The mood among the building materials and merchants companies at the start of 2024 remains downbeat, with merchant Travis Perkins (TPK) and brick maker Ibstock (IBST) both announcing new rounds of job cuts given the subdued demand outlook. Ibstock said it had shuttered a second brick factory at South Holmwood in Surrey, following on from the closure of its Ravenhead plant in Skelmersdale in August. Competitors Forterra (FORT) and Heidelberg (DE:HEI) have also recently closed plants, which led the GMB union in December to complain to levelling-up secretary Michael Gove that the UK’s brick industry was “on the brink of collapse”, lamenting the lack of new housebuilding.

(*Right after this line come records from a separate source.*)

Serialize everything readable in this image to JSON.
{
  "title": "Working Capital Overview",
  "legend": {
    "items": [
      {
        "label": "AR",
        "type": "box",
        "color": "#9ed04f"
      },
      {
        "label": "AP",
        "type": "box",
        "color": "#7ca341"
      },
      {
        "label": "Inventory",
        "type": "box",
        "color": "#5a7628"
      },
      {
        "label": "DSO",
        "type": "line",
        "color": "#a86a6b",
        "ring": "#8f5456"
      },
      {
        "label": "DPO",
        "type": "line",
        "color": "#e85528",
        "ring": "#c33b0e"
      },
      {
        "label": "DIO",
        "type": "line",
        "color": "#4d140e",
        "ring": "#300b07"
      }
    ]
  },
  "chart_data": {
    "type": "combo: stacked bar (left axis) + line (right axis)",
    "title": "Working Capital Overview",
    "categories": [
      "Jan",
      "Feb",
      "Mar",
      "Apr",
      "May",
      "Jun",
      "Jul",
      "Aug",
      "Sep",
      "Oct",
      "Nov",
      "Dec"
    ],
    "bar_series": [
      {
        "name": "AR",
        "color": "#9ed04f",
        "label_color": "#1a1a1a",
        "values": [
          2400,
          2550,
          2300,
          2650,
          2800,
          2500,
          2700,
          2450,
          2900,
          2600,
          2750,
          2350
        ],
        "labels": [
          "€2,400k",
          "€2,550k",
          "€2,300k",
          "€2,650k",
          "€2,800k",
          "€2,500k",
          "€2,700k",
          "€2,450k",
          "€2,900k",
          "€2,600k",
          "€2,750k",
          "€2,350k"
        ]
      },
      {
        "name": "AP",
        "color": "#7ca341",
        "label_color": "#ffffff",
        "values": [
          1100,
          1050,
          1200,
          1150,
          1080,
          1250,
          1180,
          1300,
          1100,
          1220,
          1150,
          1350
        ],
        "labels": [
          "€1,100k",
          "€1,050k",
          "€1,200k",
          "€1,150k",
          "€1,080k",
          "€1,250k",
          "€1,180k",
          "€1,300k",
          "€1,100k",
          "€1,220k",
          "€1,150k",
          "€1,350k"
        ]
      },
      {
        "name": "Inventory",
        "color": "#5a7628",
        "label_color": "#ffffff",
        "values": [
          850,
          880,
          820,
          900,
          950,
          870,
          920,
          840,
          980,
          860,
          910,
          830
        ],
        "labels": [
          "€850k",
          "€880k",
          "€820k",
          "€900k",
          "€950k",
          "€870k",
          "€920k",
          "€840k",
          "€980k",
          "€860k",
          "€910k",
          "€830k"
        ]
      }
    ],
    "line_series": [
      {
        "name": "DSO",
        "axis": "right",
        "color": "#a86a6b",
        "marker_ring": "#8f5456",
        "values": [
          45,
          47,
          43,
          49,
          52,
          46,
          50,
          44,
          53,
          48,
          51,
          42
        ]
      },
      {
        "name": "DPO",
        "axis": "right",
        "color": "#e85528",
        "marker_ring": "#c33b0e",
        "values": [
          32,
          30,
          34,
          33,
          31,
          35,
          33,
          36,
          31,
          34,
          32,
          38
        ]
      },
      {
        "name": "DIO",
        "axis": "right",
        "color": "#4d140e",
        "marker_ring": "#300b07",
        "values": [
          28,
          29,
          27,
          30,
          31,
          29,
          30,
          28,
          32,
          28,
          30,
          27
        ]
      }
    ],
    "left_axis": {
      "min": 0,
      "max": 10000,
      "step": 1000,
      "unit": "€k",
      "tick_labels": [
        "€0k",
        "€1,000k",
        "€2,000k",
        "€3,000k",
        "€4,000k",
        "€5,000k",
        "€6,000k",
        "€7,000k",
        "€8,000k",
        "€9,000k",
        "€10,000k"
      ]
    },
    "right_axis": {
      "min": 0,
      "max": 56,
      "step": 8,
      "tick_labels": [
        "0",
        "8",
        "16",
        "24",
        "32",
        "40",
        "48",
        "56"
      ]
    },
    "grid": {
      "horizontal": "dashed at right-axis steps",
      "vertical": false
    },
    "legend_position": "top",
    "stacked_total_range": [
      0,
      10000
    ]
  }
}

Despite this, investor appetite for companies in the sector has been robust – the FTSE 350 construction and materials index closed last year 36 per cent higher after a strong end-of-year rally.
There are some signs of green shoots. New-build activity was still in decline in the three months to November but repair, maintenance and improvement work increased by 3.8 per cent, according to the Office for National Statistics. And new project starts in the fourth quarter were 8 per cent lower year on year but were up 14 per cent on the previous quarter, “suggesting developers’ expectations for the housing market in 2024 may be on the up”, according to Allan Wilen, economics director of data provider Glenigan.